The NPA’s George Affleck was the only councillor to vote against the motion. He argued there should have been more consultation about the proposal. NPA councillor Elizabeth Ball was absent for the vote.
The Bosman Hotel, located in the heart of the downtown core, has offered below-market rental units to homeless people and individuals with a mental illness since 2009. That program was funded through a federal experiment called At Home/Chez Soi for which money dried up in 2014.
The $1 million council approved today (February 18) comes in the form of a grant for the Community Builders Group, which will use the money to cover 23 percent of what it will cost to renovate and run the site for the next five years.
The Bosman consists of 100 rooms. According to the report approved by council, 24 of those units will rent at $600, 30 at $575, another 30 at $475, 10 at $375, and six rooms will be used by St. Paul’s Hospital, which is located just two blocks away.
Services will include one full-time support worker, one live-in caretaker, another support worker who will focus on life skills and medical support, plus daily janitorial services including maintenance. Mental-health support services will also be provided “as needed”.
The six rooms allotted to St. Paul’s will be used to house “individuals who are ready to be discharged from hospital, but need medical and other supports including further assistance to find permanent housing”.

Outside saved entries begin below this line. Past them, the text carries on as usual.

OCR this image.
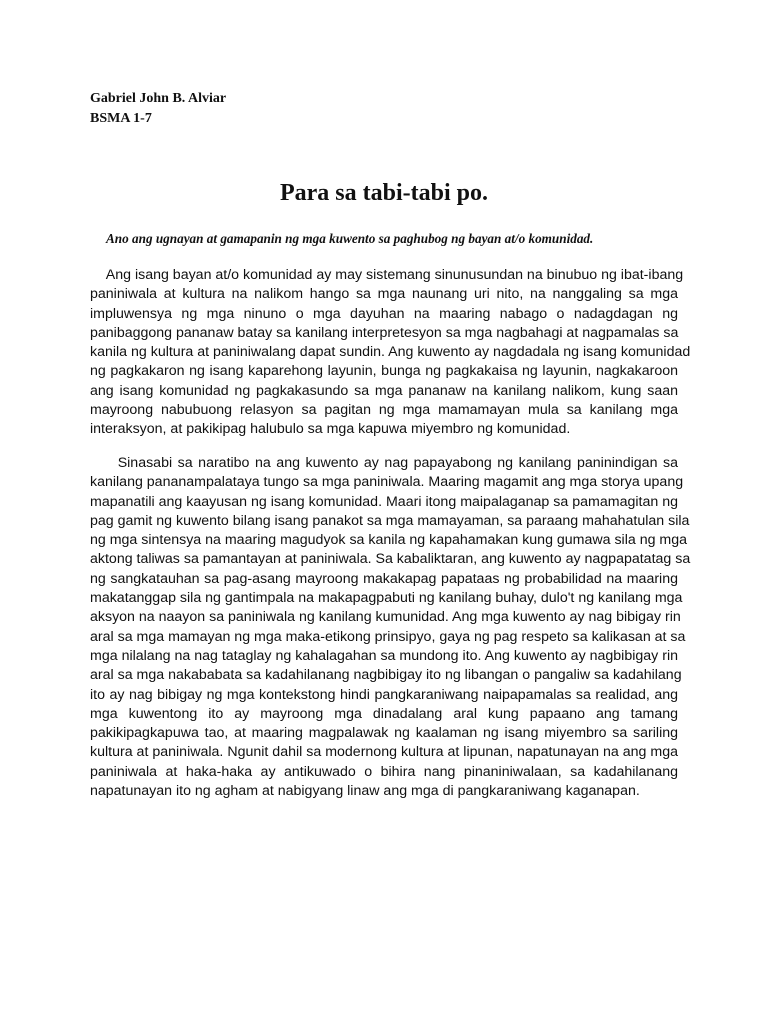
Gabriel John B. Alviar
BSMA 1-7
Para sa tabi-tabi po.
Ano ang ugnayan at gamapanin ng mga kuwento sa paghubog ng bayan at/o komunidad.
Ang isang bayan at/o komunidad ay may sistemang sinunusundan na binubuo ng ibat-ibang
paniniwala at kultura na nalikom hango sa mga naunang uri nito, na nanggaling sa mga
impluwensya ng mga ninuno o mga dayuhan na maaring nabago o nadagdagan ng
panibaggong pananaw batay sa kanilang interpretesyon sa mga nagbahagi at nagpamalas sa
kanila ng kultura at paniniwalang dapat sundin. Ang kuwento ay nagdadala ng isang komunidad
ng pagkakaron ng isang kaparehong layunin, bunga ng pagkakaisa ng layunin, nagkakaroon
ang isang komunidad ng pagkakasundo sa mga pananaw na kanilang nalikom, kung saan
mayroong nabubuong relasyon sa pagitan ng mga mamamayan mula sa kanilang mga
interaksyon, at pakikipag halubulo sa mga kapuwa miyembro ng komunidad.
Sinasabi sa naratibo na ang kuwento ay nag papayabong ng kanilang paninindigan sa
kanilang pananampalataya tungo sa mga paniniwala. Maaring magamit ang mga storya upang
mapanatili ang kaayusan ng isang komunidad. Maari itong maipalaganap sa pamamagitan ng
pag gamit ng kuwento bilang isang panakot sa mga mamayaman, sa paraang mahahatulan sila
ng mga sintensya na maaring magudyok sa kanila ng kapahamakan kung gumawa sila ng mga
aktong taliwas sa pamantayan at paniniwala. Sa kabaliktaran, ang kuwento ay nagpapatatag sa
ng sangkatauhan sa pag-asang mayroong makakapag papataas ng probabilidad na maaring
makatanggap sila ng gantimpala na makapagpabuti ng kanilang buhay, dulo't ng kanilang mga
aksyon na naayon sa paniniwala ng kanilang kumunidad. Ang mga kuwento ay nag bibigay rin
aral sa mga mamayan ng mga maka-etikong prinsipyo, gaya ng pag respeto sa kalikasan at sa
mga nilalang na nag tataglay ng kahalagahan sa mundong ito. Ang kuwento ay nagbibigay rin
aral sa mga nakababata sa kadahilanang nagbibigay ito ng libangan o pangaliw sa kadahilang
ito ay nag bibigay ng mga kontekstong hindi pangkaraniwang naipapamalas sa realidad, ang
mga kuwentong ito ay mayroong mga dinadalang aral kung papaano ang tamang
pakikipagkapuwa tao, at maaring magpalawak ng kaalaman ng isang miyembro sa sariling
kultura at paniniwala. Ngunit dahil sa modernong kultura at lipunan, napatunayan na ang mga
paniniwala at haka-haka ay antikuwado o bihira nang pinaniniwalaan, sa kadahilanang
napatunayan ito ng agham at nabigyang linaw ang mga di pangkaraniwang kaganapan.
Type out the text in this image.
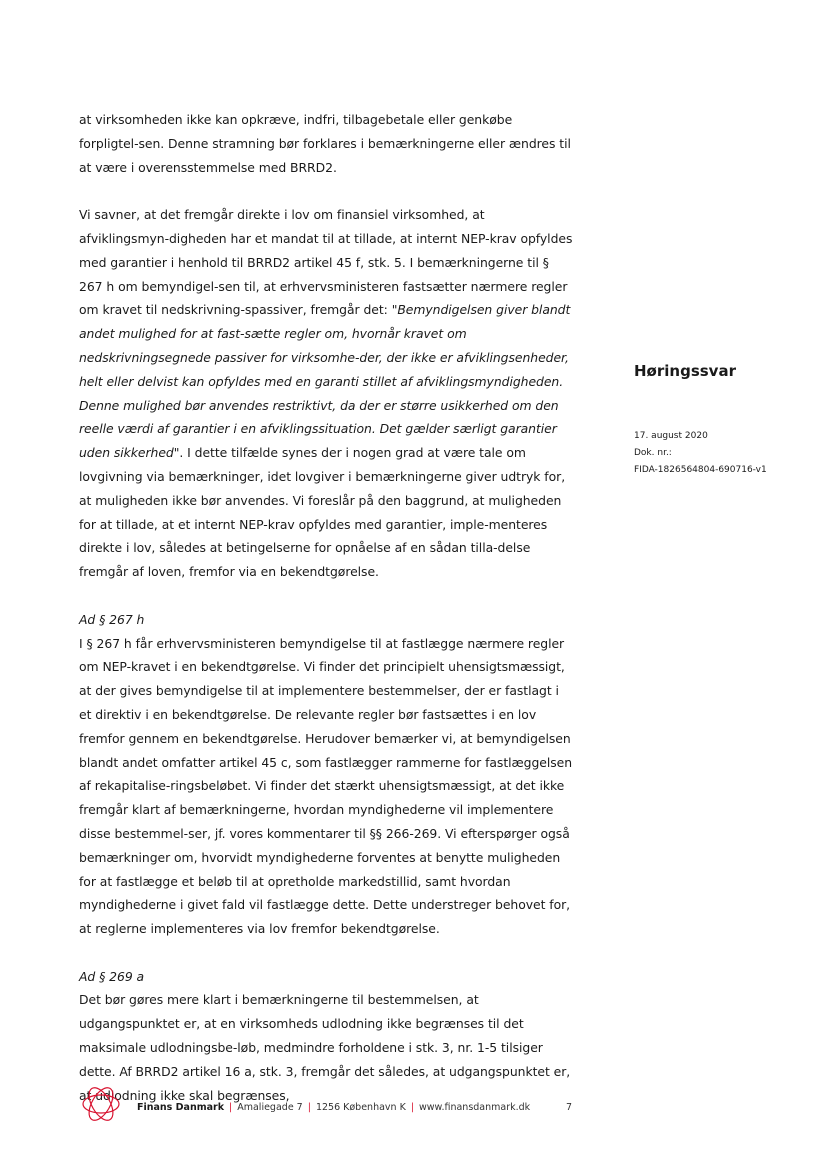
at virksomheden ikke kan opkræve, indfri, tilbagebetale eller genkøbe forpligtel-sen. Denne stramning bør forklares i bemærkningerne eller ændres til at være i overensstemmelse med BRRD2.

Vi savner, at det fremgår direkte i lov om finansiel virksomhed, at afviklingsmyn-digheden har et mandat til at tillade, at internt NEP-krav opfyldes med garantier i henhold til BRRD2 artikel 45 f, stk. 5. I bemærkningerne til § 267 h om bemyndigel-sen til, at erhvervsministeren fastsætter nærmere regler om kravet til nedskrivning-spassiver, fremgår det: "Bemyndigelsen giver blandt andet mulighed for at fast-sætte regler om, hvornår kravet om nedskrivningsegnede passiver for virksomhe-der, der ikke er afviklingsenheder, helt eller delvist kan opfyldes med en garanti stillet af afviklingsmyndigheden. Denne mulighed bør anvendes restriktivt, da der er større usikkerhed om den reelle værdi af garantier i en afviklingssituation. Det gælder særligt garantier uden sikkerhed". I dette tilfælde synes der i nogen grad at være tale om lovgivning via bemærkninger, idet lovgiver i bemærkningerne giver udtryk for, at muligheden ikke bør anvendes. Vi foreslår på den baggrund, at muligheden for at tillade, at et internt NEP-krav opfyldes med garantier, imple-menteres direkte i lov, således at betingelserne for opnåelse af en sådan tilla-delse fremgår af loven, fremfor via en bekendtgørelse.

Ad § 267 h

I § 267 h får erhvervsministeren bemyndigelse til at fastlægge nærmere regler om NEP-kravet i en bekendtgørelse. Vi finder det principielt uhensigtsmæssigt, at der gives bemyndigelse til at implementere bestemmelser, der er fastlagt i et direktiv i en bekendtgørelse. De relevante regler bør fastsættes i en lov fremfor gennem en bekendtgørelse. Herudover bemærker vi, at bemyndigelsen blandt andet omfatter artikel 45 c, som fastlægger rammerne for fastlæggelsen af rekapitalise-ringsbeløbet. Vi finder det stærkt uhensigtsmæssigt, at det ikke fremgår klart af bemærkningerne, hvordan myndighederne vil implementere disse bestemmel-ser, jf. vores kommentarer til §§ 266-269. Vi efterspørger også bemærkninger om, hvorvidt myndighederne forventes at benytte muligheden for at fastlægge et beløb til at opretholde markedstillid, samt hvordan myndighederne i givet fald vil fastlægge dette. Dette understreger behovet for, at reglerne implementeres via lov fremfor bekendtgørelse.

Ad § 269 a

Det bør gøres mere klart i bemærkningerne til bestemmelsen, at udgangspunktet er, at en virksomheds udlodning ikke begrænses til det maksimale udlodningsbe-løb, medmindre forholdene i stk. 3, nr. 1-5 tilsiger dette. Af BRRD2 artikel 16 a, stk. 3, fremgår det således, at udgangspunktet er, at udlodning ikke skal begrænses,

Høringssvar
17. august 2020
Dok. nr.:
FIDA-1826564804-690716-v1
Finans Danmark | Amaliegade 7 | 1256 København K | www.finansdanmark.dk	7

Affleck and fellow NPA councillor Melissa De Genova tried to get a vote on the grant deferred until early March. They claimed there had not been sufficient public consultation on the matter. Green councillor Adrian Carr briefly expressed support for that idea but eventually sided with Vision in a 7-2 vote against a delay.
Vision councillors maintained ample consultation occurred via discussions around the city's Housing and Homelessness Strategy. Councillor Kerry Jang suggested a deferral could put lives at risk. He argued mental-health services are needed now and said some people struggling with a mental illness could not wait two weeks.